Es gibt viele Assistenzarztstellen, die unbesetzt sind. Es sind so viele, dass wir uns vor Anfragen kaum retten könnten müssten. (War das grammatikalisch richtig?) So ist es nicht. Keine Einarbeitung, Gehalt okay aber keine Zeit zum Ausgeben, Überstunden und Dienste open end, denn es fehlt ja an allen Ecken und Enden. Wobei die Überstunden nicht schriftlich fest gehalten werden dürfen, obwohl es laut Gesetz erlaubt ist.

Der Dienst beginnt morgens um 10 Uhr. Wooohooooo, ausschlafen. Von wegen. Der Tag beginnt wie immer:
Früh aufstehen, etwas mehr Zeit für die Nachrichten: Urg, die Zahlen gehen weiter hoch; in aller Ruhe packen. Packen? Ja, ich nehm Zahnbürste und Co. immer mit – komisches Gefühl nicht mal abends die Zähne zu putzen oder sich abzuschminken.

Die Notaufnahme

Und dann geht es auch schon los zur Arbeit: in die Notaufnahme. Ich liebe es. Kein Ironie, kein Sarkasmus. Zum Verständnis: ein Krankenhaus braucht eine Besetzung, 24 Stunden am Tag. In der Notaufnahme muss immer ein Arzt aus der Inneren Medizin und der Chirurgie vertreten sein. Nachvollziehbar.

Bauchschmerzen? Innere Medizin. Bluthochdruck? Innere Medizin. Gestürzt? Chirurgie. Atemnot? Innere Medizin. Schmerzen unbekannter Ursache? Erstmal Innere Medizin. Brustschmerzen? Innere Medizin. Pillepalle, Mimimi seit 3 Wochen und wochenlang keine Medikamente eingenommen? Hausarzt. Abends, nachts, Wochenende wird’s dann eben meist die Notaufnahme.

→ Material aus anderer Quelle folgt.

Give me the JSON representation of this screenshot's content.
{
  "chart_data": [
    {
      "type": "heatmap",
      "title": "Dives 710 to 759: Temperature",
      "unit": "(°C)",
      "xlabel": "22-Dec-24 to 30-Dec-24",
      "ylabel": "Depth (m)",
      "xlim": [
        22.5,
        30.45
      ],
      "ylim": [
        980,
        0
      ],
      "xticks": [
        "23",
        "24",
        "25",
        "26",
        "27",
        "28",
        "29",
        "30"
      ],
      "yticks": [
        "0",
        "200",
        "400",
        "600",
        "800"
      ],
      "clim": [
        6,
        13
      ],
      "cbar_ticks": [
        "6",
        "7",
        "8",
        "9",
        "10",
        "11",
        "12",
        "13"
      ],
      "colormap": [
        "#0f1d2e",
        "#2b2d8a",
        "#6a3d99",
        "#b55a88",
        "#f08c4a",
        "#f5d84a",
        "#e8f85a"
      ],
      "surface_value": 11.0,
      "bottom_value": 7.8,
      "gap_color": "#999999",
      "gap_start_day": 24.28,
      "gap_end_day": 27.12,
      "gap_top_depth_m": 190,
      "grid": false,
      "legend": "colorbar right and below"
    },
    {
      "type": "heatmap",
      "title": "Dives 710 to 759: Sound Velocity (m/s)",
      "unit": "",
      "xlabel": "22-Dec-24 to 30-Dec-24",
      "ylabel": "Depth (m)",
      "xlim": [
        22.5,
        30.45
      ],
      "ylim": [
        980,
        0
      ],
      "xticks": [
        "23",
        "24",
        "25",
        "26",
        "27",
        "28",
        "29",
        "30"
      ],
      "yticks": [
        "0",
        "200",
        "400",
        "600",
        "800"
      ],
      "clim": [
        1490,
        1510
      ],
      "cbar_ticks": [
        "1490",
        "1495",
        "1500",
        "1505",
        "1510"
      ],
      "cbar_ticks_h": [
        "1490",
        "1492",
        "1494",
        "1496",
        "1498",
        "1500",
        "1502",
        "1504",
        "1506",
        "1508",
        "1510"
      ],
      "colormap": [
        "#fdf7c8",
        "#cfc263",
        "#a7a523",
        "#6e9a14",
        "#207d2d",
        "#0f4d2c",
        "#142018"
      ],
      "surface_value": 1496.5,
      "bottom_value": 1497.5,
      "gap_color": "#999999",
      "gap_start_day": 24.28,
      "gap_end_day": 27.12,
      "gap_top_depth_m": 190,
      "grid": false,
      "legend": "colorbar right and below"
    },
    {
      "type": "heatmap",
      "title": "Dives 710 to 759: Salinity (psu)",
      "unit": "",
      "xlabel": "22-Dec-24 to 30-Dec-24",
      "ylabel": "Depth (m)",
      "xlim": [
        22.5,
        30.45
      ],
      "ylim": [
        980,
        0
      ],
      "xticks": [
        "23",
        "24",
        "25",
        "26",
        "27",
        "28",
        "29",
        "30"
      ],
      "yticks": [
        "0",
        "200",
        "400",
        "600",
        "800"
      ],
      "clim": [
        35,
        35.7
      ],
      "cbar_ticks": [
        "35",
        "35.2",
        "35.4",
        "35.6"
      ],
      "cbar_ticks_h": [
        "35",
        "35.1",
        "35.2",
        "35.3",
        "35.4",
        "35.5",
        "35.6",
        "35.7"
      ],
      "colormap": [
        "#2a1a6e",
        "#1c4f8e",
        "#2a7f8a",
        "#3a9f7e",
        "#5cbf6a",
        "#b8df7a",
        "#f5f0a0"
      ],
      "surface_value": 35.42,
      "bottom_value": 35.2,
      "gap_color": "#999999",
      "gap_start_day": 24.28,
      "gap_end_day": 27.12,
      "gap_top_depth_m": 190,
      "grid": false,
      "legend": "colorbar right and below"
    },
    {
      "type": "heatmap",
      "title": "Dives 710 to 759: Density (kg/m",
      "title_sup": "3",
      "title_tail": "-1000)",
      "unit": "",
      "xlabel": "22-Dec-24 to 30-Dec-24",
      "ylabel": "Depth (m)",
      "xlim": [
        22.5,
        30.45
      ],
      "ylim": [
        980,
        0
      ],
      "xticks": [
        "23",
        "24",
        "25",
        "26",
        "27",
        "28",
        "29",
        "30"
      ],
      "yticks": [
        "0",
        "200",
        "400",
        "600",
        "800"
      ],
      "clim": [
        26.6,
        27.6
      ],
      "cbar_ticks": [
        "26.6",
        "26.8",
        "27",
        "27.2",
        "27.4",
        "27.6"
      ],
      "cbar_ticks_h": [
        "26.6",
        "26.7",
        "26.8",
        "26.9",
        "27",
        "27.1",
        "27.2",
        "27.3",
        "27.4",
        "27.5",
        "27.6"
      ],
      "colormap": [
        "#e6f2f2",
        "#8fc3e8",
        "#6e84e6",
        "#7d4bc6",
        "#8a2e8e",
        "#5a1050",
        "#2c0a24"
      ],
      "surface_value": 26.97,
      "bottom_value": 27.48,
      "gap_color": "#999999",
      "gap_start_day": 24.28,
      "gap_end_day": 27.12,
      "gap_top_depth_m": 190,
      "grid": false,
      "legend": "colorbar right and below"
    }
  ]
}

Für was hab ich mich entschieden? Innere Medizin. Sind die Assistenzarztstellen schlecht besetzt, und so ist es momentan, macht man zwei 24-Stunden-Dienste in der Woche. Insgesamt 48 Stunden. Mein Arbeitspensum für die Woche wäre erreicht.

Über den Tag macht man normal die Aufnahmen über die Notaufnahme. Fehlt es an Leuten, kommt auch noch eine Station dazu. Ab 16:30 Uhr sind alle weg und man ist allein für Notaufnahme und Stationen verantwortlich. Dazu gehören Geriatrie, Covid-Station, Gastroenterologie, Lungen-Station und alle anderen medizinischen Bereiche der Inneren Medizin.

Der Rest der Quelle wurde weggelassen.